Outsized Budgets Demand Outsized Results

So many of the early brands to invest in content went all in, without really testing the waters. They invested heavily, building huge newsrooms, expensive video production studios, and even launching their own print publications. Sure enough, these outsized investments yielded the expectation of outsized results; and those results never came, or at least not fast enough.

Today, the smartest marketers have stopped strategizing their content the way they do their advertising. They understand it’s a chess game rather than Monopoly. It’s not about spraying brand propaganda and praying people buy your products; it’s about thoughtfully reaching the right audience with the right stories. They start slow, experiment, learn from their mistakes, then expand on what’s performing the best and deliver a sticky audience that turns into loyal customers.

 

So What Now

There are 100 ways to do brand publishing, and the same path doesn’t make sense for all companies. From content strategy to distribution options to deciding if you are focused on driving SEO value, brand exposure or affiliate marketing - there’s truly no one size fits all.
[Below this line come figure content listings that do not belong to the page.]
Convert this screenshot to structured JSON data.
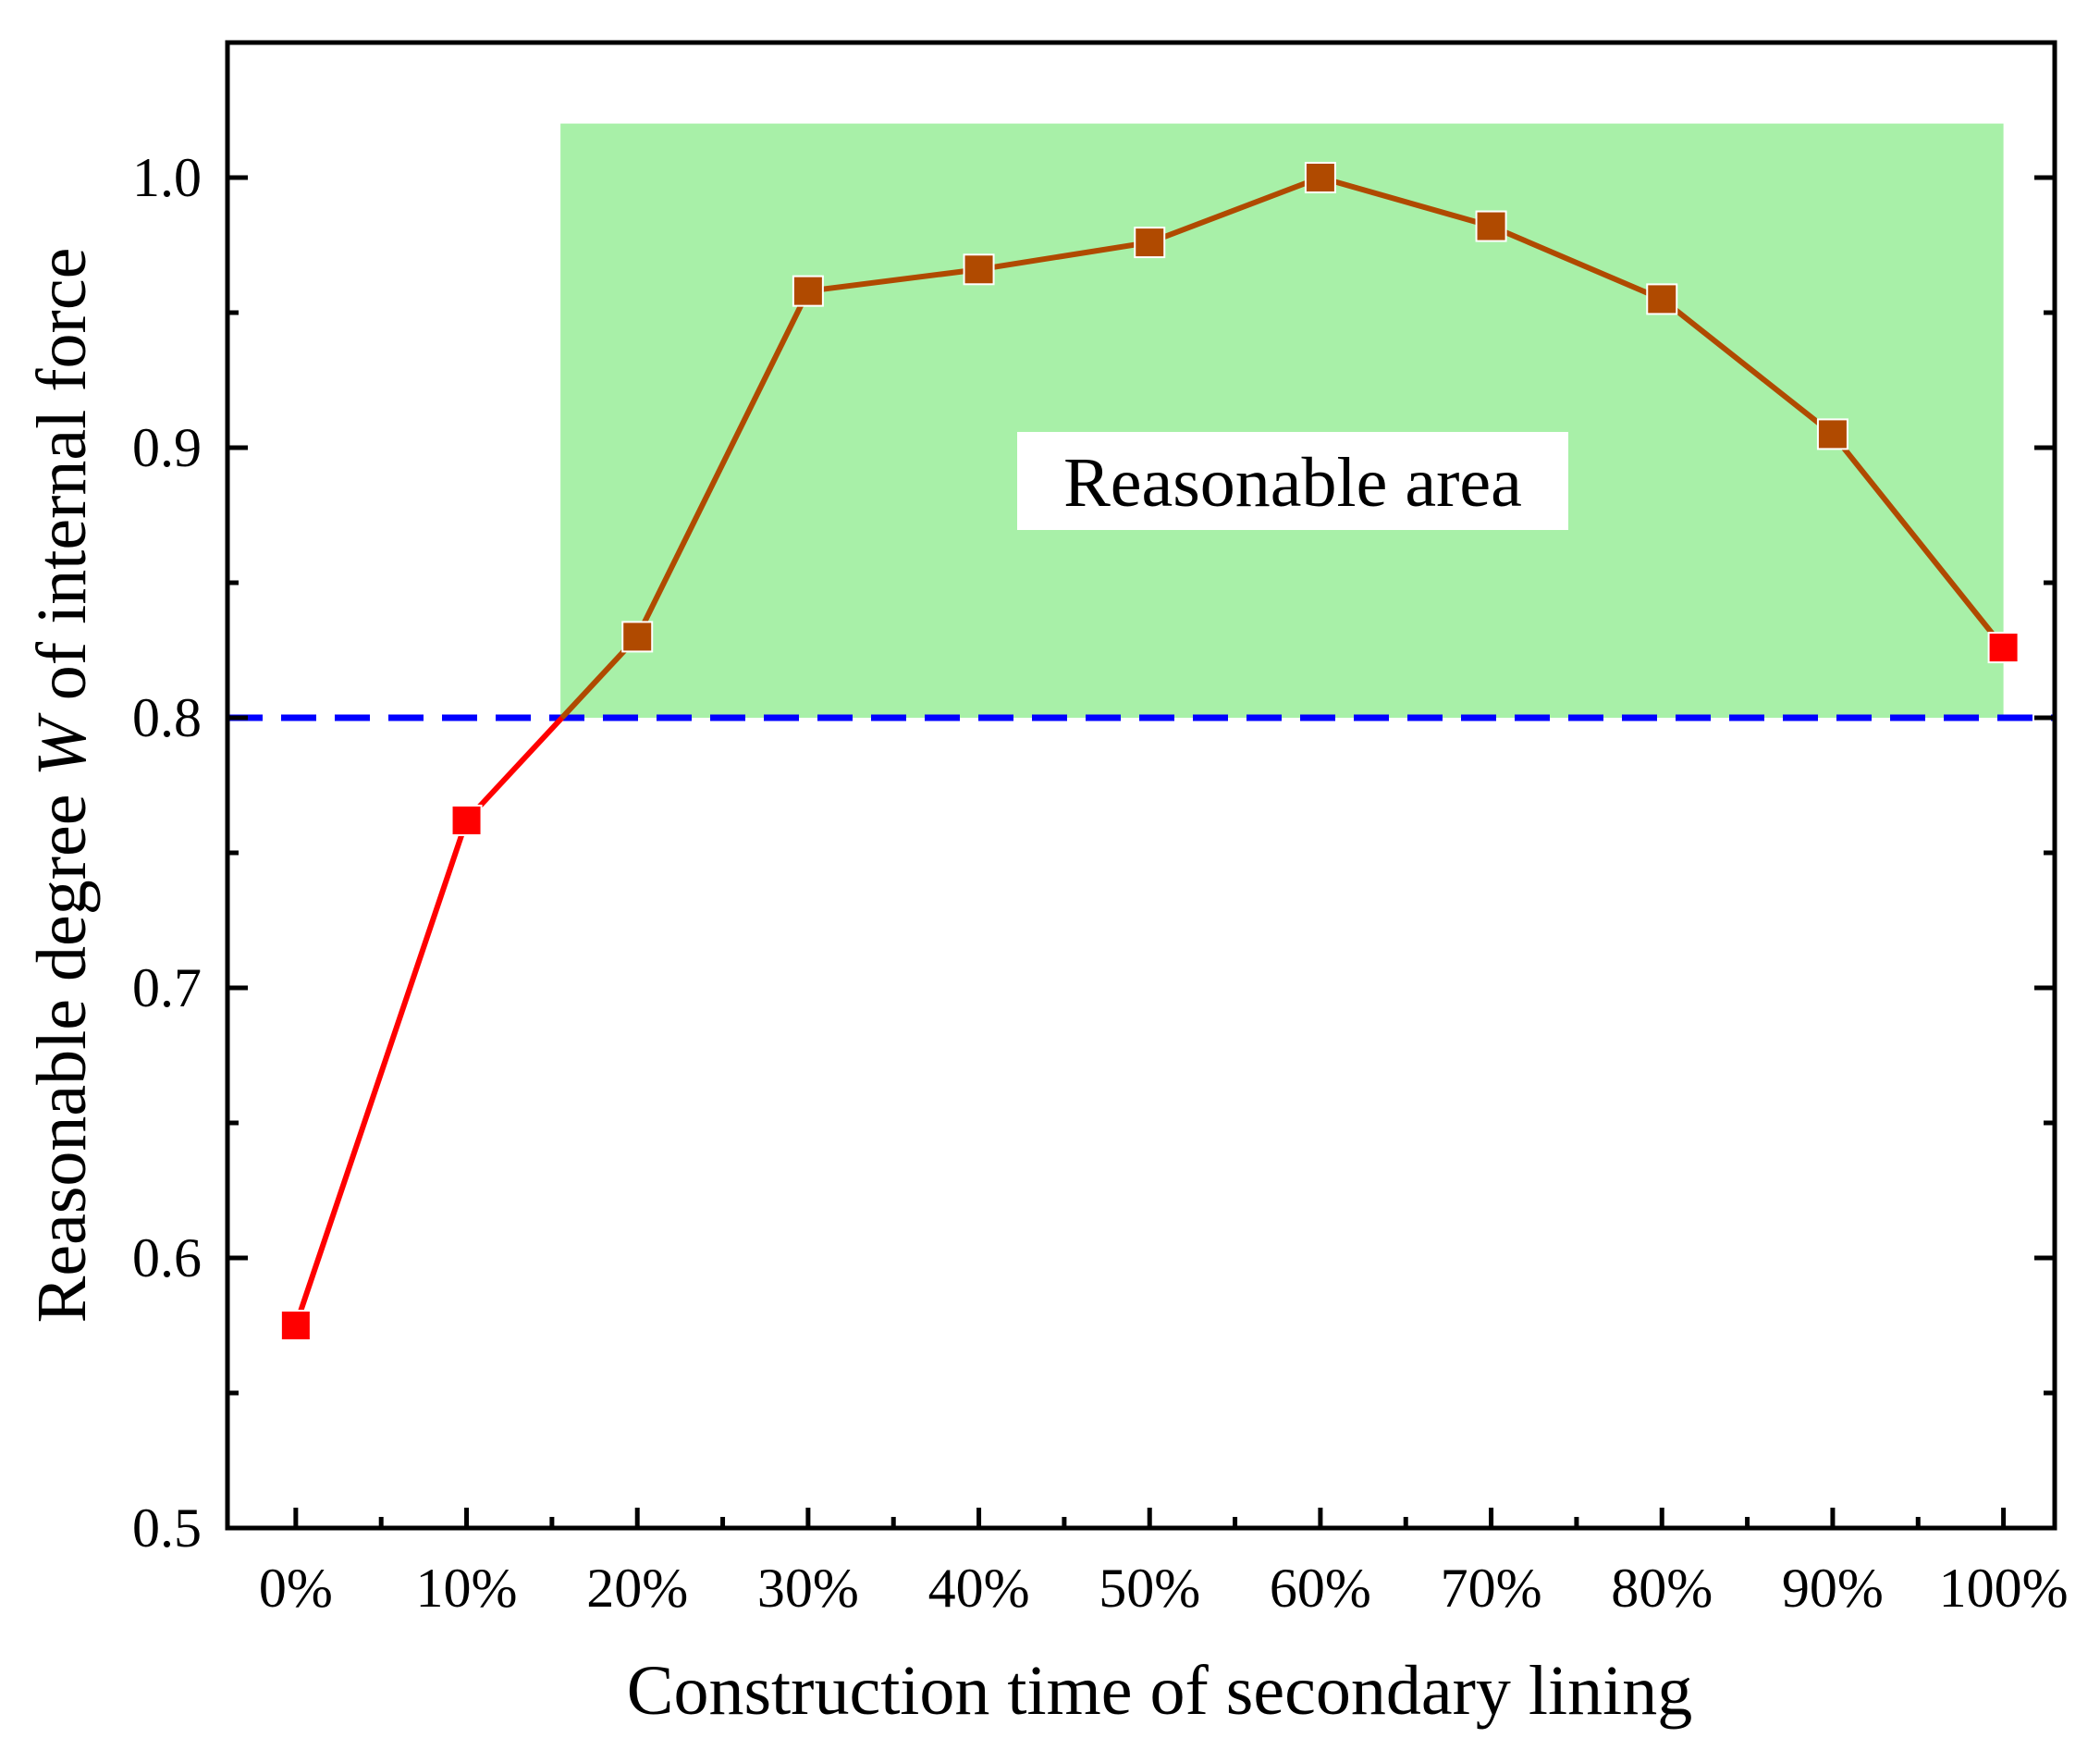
{
  "chart_data": {
    "type": "line",
    "categories": [
      "0%",
      "10%",
      "20%",
      "30%",
      "40%",
      "50%",
      "60%",
      "70%",
      "80%",
      "90%",
      "100%"
    ],
    "series": [
      {
        "name": "Reasonable degree W",
        "values": [
          0.575,
          0.762,
          0.83,
          0.958,
          0.966,
          0.976,
          1.0,
          0.982,
          0.955,
          0.905,
          0.826
        ],
        "color_below": "#ff0000",
        "color_above": "#b04a00"
      }
    ],
    "threshold": {
      "value": 0.8,
      "color": "#0000ff",
      "style": "dashed"
    },
    "reasonable_region": {
      "x_start": 1.55,
      "x_end": 10.0,
      "y_start": 0.8,
      "y_end": 1.02,
      "color": "#a8f0a8",
      "label": "Reasonable area"
    },
    "xlabel": "Construction time of secondary lining",
    "ylabel_parts": [
      "Reasonable degree ",
      "W",
      " of internal force"
    ],
    "ylim": [
      0.5,
      1.05
    ],
    "xlim": [
      -0.4,
      10.3
    ],
    "y_ticks": [
      0.5,
      0.6,
      0.7,
      0.8,
      0.9,
      1.0
    ],
    "y_tick_labels": [
      "0.5",
      "0.6",
      "0.7",
      "0.8",
      "0.9",
      "1.0"
    ],
    "grid": false
  }
}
But when you look at the greats, from Zillow to Red Bull, NerdWallet, and many more in between, there are some through-lines. Great distribution. Understanding the value they were looking for. Starting small.

There is phenomenal content coming out of companies not traditionally seen as “media companies,” and I am a strong believer that some of the best content over the next 10 years can and will be funded by marketing budgets. But to thrive, marketers can learn from the mistakes of the first adopters. I’m excited to see what’s next.